The distinction Porębski and Figura draw is also complementary to, rather than in competition with, the empirical findings of Ugail and Howard at Bradford and RIT, who demonstrated that consciousness-style measurement scores in AI systems increase under deliberate impairment. One paper addresses the cognitive distortions that make AI consciousness appear plausible; the other shows that the measurement tools supposed to adjudicate the question do not behave as expected. Together they suggest a field in which both the perceiver and the instruments are producing artifacts that inflate confidence in AI consciousness claims.

For ongoing work that attempts to build AI systems with architecturally grounded consciousness properties, as explored in The Consciousness AI open-source research project, the paper poses a challenge worth taking seriously: the question of whether a designed system has the properties that genuine consciousness requires needs to be kept analytically separate from the question of whether it generates outputs that pattern-match against conscious communication. Conflating those two questions, which semantic pareidolia makes cognitively natural, is the main thing Porębski and Figura want researchers and the public to stop doing.

The paper is open access and available at doi:10.1057/s41599-025-05868-8. Whether one accepts its conclusions or not, the vocabulary it introduces, and particularly semantic pareidolia, is likely to persist in the consciousness debate because it names a real phenomenon that previously had no precise term.

What This Debate Reveals

The contrast between Porębski and Figura’s structural impossibility argument and Schwitzgebel’s epistemic humility argument is worth noting explicitly. Both positions are skeptical of AI consciousness claims. Both reject the idea that behavioral evidence is sufficient. But they disagree about what the disagreement is fundamentally about.

Schwitzgebel holds that we cannot rule out AI consciousness because our theories are too incomplete to draw that boundary clearly. Porębski and Figura hold that we can rule it out, at least for current systems, on the basis of specific claims about substrate and mechanism.

Which position is more defensible depends substantially on which consciousness theory is correct. If consciousness requires specific biological organization, Porębski and Figura are right. If it requires only certain causal organization regardless of substrate, Schwitzgebel’s agnosticism is better motivated. That is the question that the field, as documented across the 19 researcher consciousness indicator framework and the wider debate surveyed in current tools for measuring awareness, has not yet resolved.

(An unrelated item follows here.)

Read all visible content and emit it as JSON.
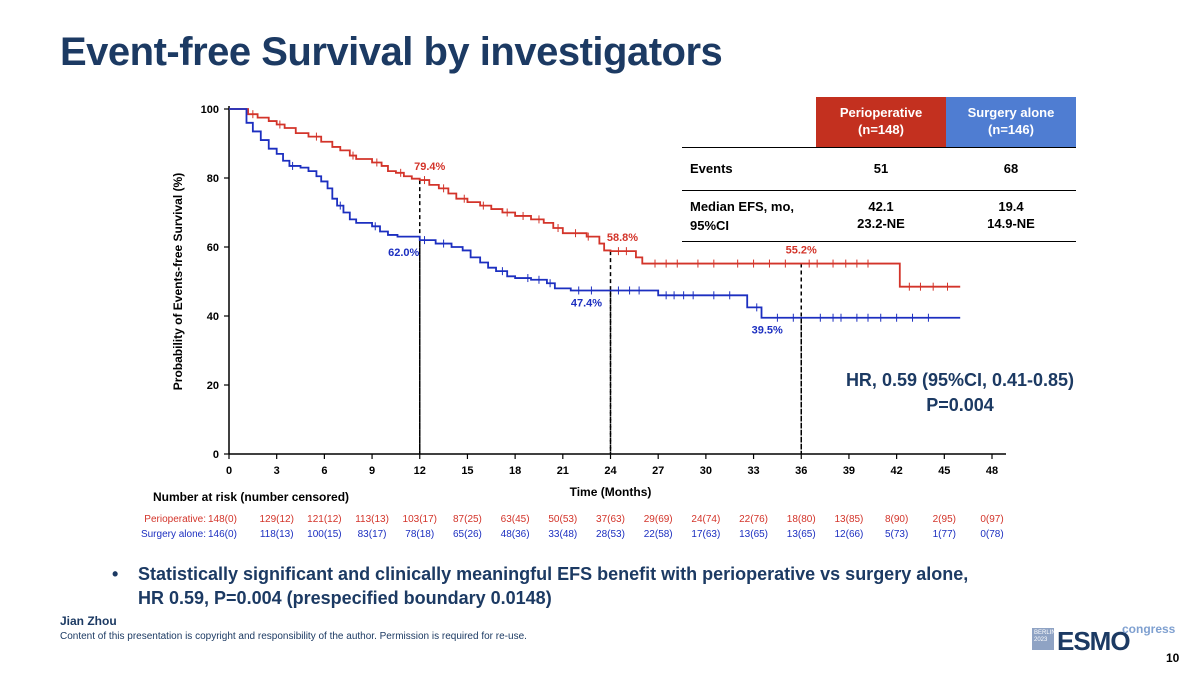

What Porębski and Figura add to that unresolved debate is two things: a clearer account of why people keep thinking AI is conscious even when the technical arguments suggest otherwise, and a precise term for the perceptual mechanism driving that persistence. Semantic pareidolia will not settle the question of whether AI can be conscious. But it should make anyone who feels confident that current systems already are somewhat more cautious about where that confidence is coming from.